Datasets support array-style slicing:

>>> dset[0:100:10]
memmap([ 0, 10, 20, 30, 40, 50, 60, 70, 80, 90])

Attributes can be added to files, groups and datasets:

>>> f.attrs["description"] = "My first exdir file"
>>> my_group.attrs["meaning_of_life"] = 42
>>> dset.attrs["trial_number"] = 12
>>> f.attrs["description"]
'My first exdir file'

Core concepts

An exdir object contains two types of objects: datasets, which are array-like collections of data, and groups, which are directories containing datasets and other groups.

An exdir directory is created by:

>>> import exdir
>>> import numpy as np
>>> f = exdir.File("myfile.exdir", "w")

The File object containes many useful methods including exdir.core.Group.require_dataset():

>>> data = np.arange(100)
>>> dset = f.require_dataset("mydataset", data=data)

The created object is not an array but an exdir dataset. Like NumPy arrays, datasets have a shape:

>>> dset.shape

Also array-style slicing is supported:

>>> dset[0]
>>> dset[10]
>>> dset[0:100:10]
memmap([ 0, 10, 20, 30, 40, 50, 60, 70, 80, 90])

For more, see File Objects and Datasets.

Groups and hierarchical organization

Every object in an exdir directory has a name, and they’re arranged in a POSIX-style hierarchy with /-separators:

>>> dset.name

The “directory” in this system are called groups. The File object we created is itself a group, in this case the root group, named /

>>> f.name

Creating a subgroup is done by using exdir.core.Group.require_group() method:

>>> grp = f.require_group("subgroup")

All exdir.core.Group objects also have the require_* methods like File:

>>> dset2 = grp.require_dataset("another_dataset", data=data)
>>> dset2.name

You retrieve objects in the file using the item-retrieval syntax:

>>> dataset_three = f['subgroup/another_dataset']

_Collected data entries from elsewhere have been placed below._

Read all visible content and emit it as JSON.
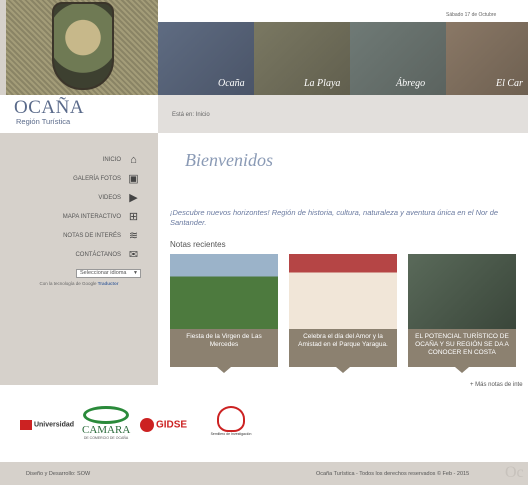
{
  "header": {
    "date": "Sábado 17 de Octubre"
  },
  "logo": {
    "title": "OCAÑA",
    "subtitle": "Región Turística"
  },
  "banner": [
    {
      "label": "Ocaña",
      "color": "#5f6c82"
    },
    {
      "label": "La Playa",
      "color": "#7a7862"
    },
    {
      "label": "Ábrego",
      "color": "#6f7a76"
    },
    {
      "label": "El Car",
      "color": "#8a7866"
    }
  ],
  "breadcrumb": {
    "text": "Está en: Inicio"
  },
  "menu": [
    {
      "label": "INICIO",
      "icon": "home-icon",
      "glyph": "⌂"
    },
    {
      "label": "GALERÍA FOTOS",
      "icon": "photo-icon",
      "glyph": "▣"
    },
    {
      "label": "VIDEOS",
      "icon": "video-icon",
      "glyph": "▶"
    },
    {
      "label": "MAPA INTERACTIVO",
      "icon": "map-icon",
      "glyph": "⊞"
    },
    {
      "label": "NOTAS DE INTERÉS",
      "icon": "rss-icon",
      "glyph": "≋"
    },
    {
      "label": "CONTÁCTANOS",
      "icon": "mail-icon",
      "glyph": "✉"
    }
  ],
  "translate": {
    "select": "Seleccionar idioma",
    "powered_prefix": "Con la tecnología de",
    "google": "Google",
    "powered_suffix": "Traductor"
  },
  "main": {
    "welcome": "Bienvenidos",
    "intro": "¡Descubre nuevos horizontes! Región de historia, cultura, naturaleza y aventura única en el Nor de Santander.",
    "notes_title": "Notas recientes",
    "more": "+ Más notas de inte"
  },
  "notes": [
    {
      "caption": "Fiesta de la Virgen de Las Mercedes",
      "color": "#3f7a3a"
    },
    {
      "caption": "Celebra el día del Amor y la Amistad en el Parque Yaragua.",
      "color": "#a33a3a"
    },
    {
      "caption": "EL POTENCIAL TURÍSTICO DE OCAÑA Y SU REGIÓN SE DA A CONOCER EN COSTA",
      "color": "#5a6a5a"
    }
  ],
  "sponsors": [
    {
      "name": "Universidad",
      "color": "#c22"
    },
    {
      "name": "CAMARA",
      "sub": "DE COMERCIO DE OCAÑA",
      "color": "#2a8a3a"
    },
    {
      "name": "GIDSE",
      "color": "#c22"
    },
    {
      "name": "Semillero de Investigación",
      "color": "#c22"
    }
  ],
  "footer": {
    "left": "Diseño y Desarrollo: SOW",
    "right": "Ocaña Turística - Todos los derechos reservados © Feb - 2015",
    "watermark": "Oc"
  }
}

Iterating over a group provides the names of its members:

>>> for name in f:
...     print(name)

Containership testing also uses names:

>>> "mydataset" in f
>>> "somethingelse" in f

You can even use full path names:

>>> "subgroup/another_dataset" in f
>>> "subgroup/somethingelse" in f

There are also the familiar exdir.core.Group.keys(), exdir.core.Group.values(), exdir.core.Group.items() and exdir.core.Group.iter() methods, as well as exdir.core.Group.get().

For more, see Groups.


With exdir you can store metadata right next to the data it describes. All groups and datasets can have attributes which are descibed by exdir.core.attributes().

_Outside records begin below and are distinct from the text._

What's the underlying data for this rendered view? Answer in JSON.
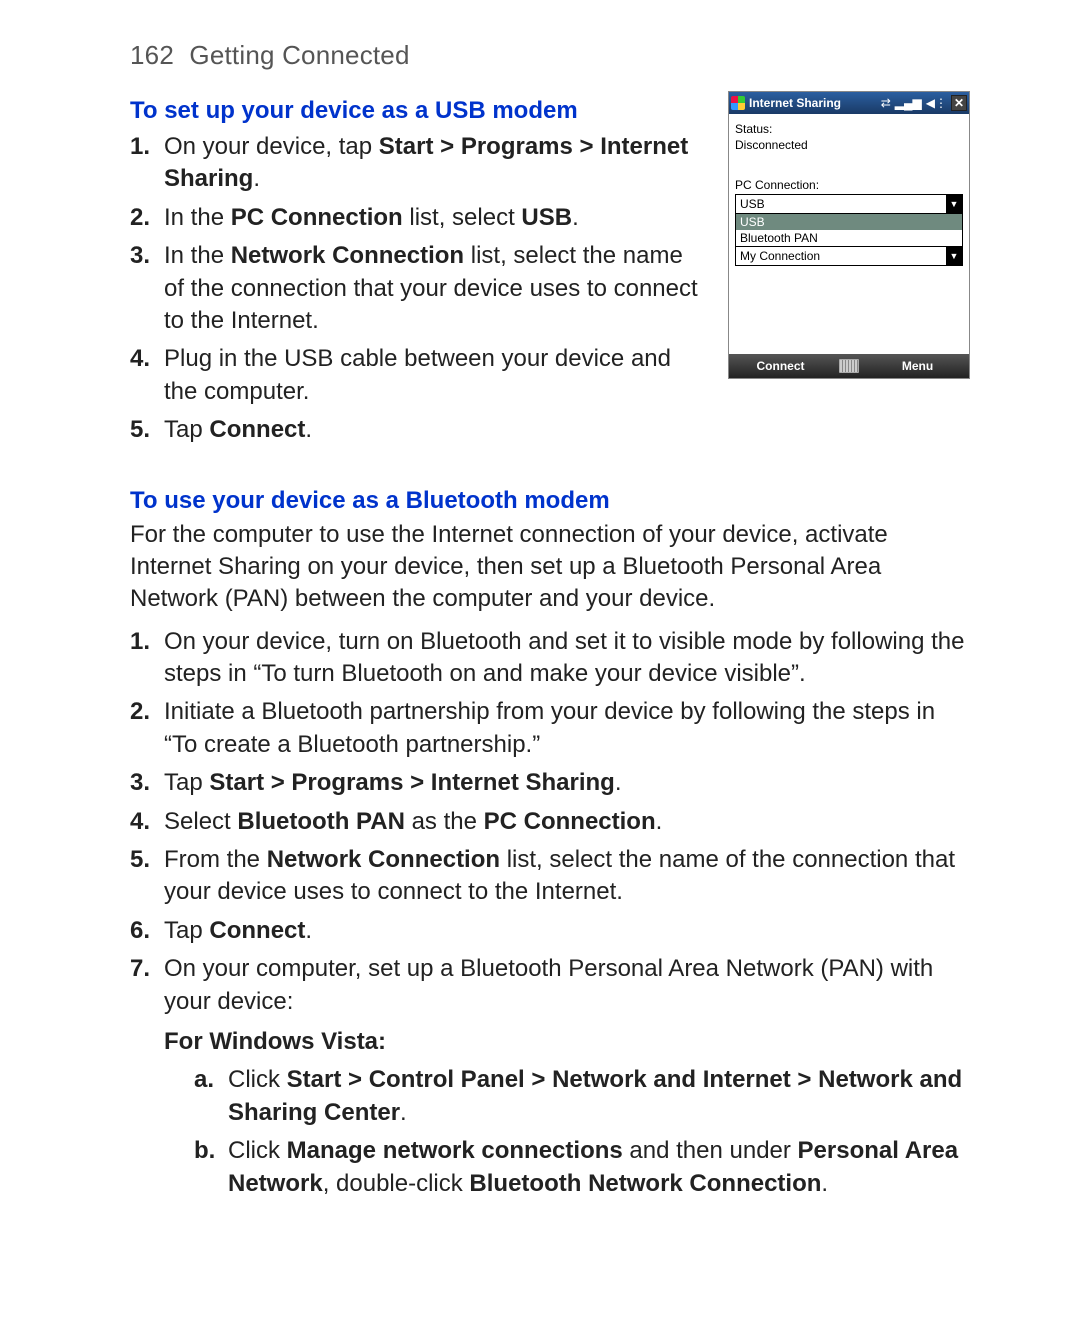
{
  "pageNumber": "162",
  "pageTitle": "Getting Connected",
  "section1": {
    "title": "To set up your device as a USB modem",
    "steps": [
      {
        "n": "1.",
        "pre": "On your device, tap ",
        "bold": "Start > Programs > Internet Sharing",
        "post": "."
      },
      {
        "n": "2.",
        "pre": "In the ",
        "bold": "PC Connection",
        "post": " list, select ",
        "bold2": "USB",
        "post2": "."
      },
      {
        "n": "3.",
        "pre": "In the ",
        "bold": "Network Connection",
        "post": " list, select the name of the connection that your device uses to connect to the Internet."
      },
      {
        "n": "4.",
        "pre": "Plug in the USB cable between your device and the computer."
      },
      {
        "n": "5.",
        "pre": "Tap ",
        "bold": "Connect",
        "post": "."
      }
    ]
  },
  "device": {
    "title": "Internet Sharing",
    "statusLabel": "Status:",
    "statusValue": "Disconnected",
    "pcConnLabel": "PC Connection:",
    "pcConnValue": "USB",
    "options": [
      "USB",
      "Bluetooth PAN"
    ],
    "netConnValue": "My Connection",
    "footerLeft": "Connect",
    "footerRight": "Menu"
  },
  "section2": {
    "title": "To use your device as a Bluetooth modem",
    "intro": "For the computer to use the Internet connection of your device, activate Internet Sharing on your device, then set up a Bluetooth Personal Area Network (PAN) between the computer and your device.",
    "steps": [
      {
        "n": "1.",
        "pre": "On your device, turn on Bluetooth and set it to visible mode by following the steps in “To turn Bluetooth on and make your device visible”."
      },
      {
        "n": "2.",
        "pre": "Initiate a Bluetooth partnership from your device by following the steps in “To create a Bluetooth partnership.”"
      },
      {
        "n": "3.",
        "pre": "Tap ",
        "bold": "Start > Programs > Internet Sharing",
        "post": "."
      },
      {
        "n": "4.",
        "pre": "Select ",
        "bold": "Bluetooth PAN",
        "post": " as the ",
        "bold2": "PC Connection",
        "post2": "."
      },
      {
        "n": "5.",
        "pre": "From the ",
        "bold": "Network Connection",
        "post": " list, select the name of the connection that your device uses to connect to the Internet."
      },
      {
        "n": "6.",
        "pre": "Tap ",
        "bold": "Connect",
        "post": "."
      },
      {
        "n": "7.",
        "pre": "On your computer, set up a Bluetooth Personal Area Network (PAN) with your device:"
      }
    ],
    "vista": {
      "heading": "For Windows Vista:",
      "a": {
        "n": "a.",
        "pre": "Click ",
        "bold": "Start > Control Panel > Network and Internet > Network and Sharing Center",
        "post": "."
      },
      "b": {
        "n": "b.",
        "pre": "Click ",
        "bold": "Manage network connections",
        "post": " and then under ",
        "bold2": "Personal Area Network",
        "post2": ", double-click ",
        "bold3": "Bluetooth Network Connection",
        "post3": "."
      }
    }
  }
}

Attributes are accessed through the attrs proxy object, which again implements the dictionary interface:

>>> dset.attrs['temperature'] = 99.5
>>> dset.attrs['temperature']
>>> 'temperature' in dset.attrs

For more, see Attributes.


The development of Exdir owes a great deal to other standardization efforts in science in general and neuroscience in particular, among them the contributors to HDF5, NumPy, YAML, PyYAML, ruamel-yaml, SciPy, Klusta Kwik, NeuralEnsemble, and Neurodata Without Borders.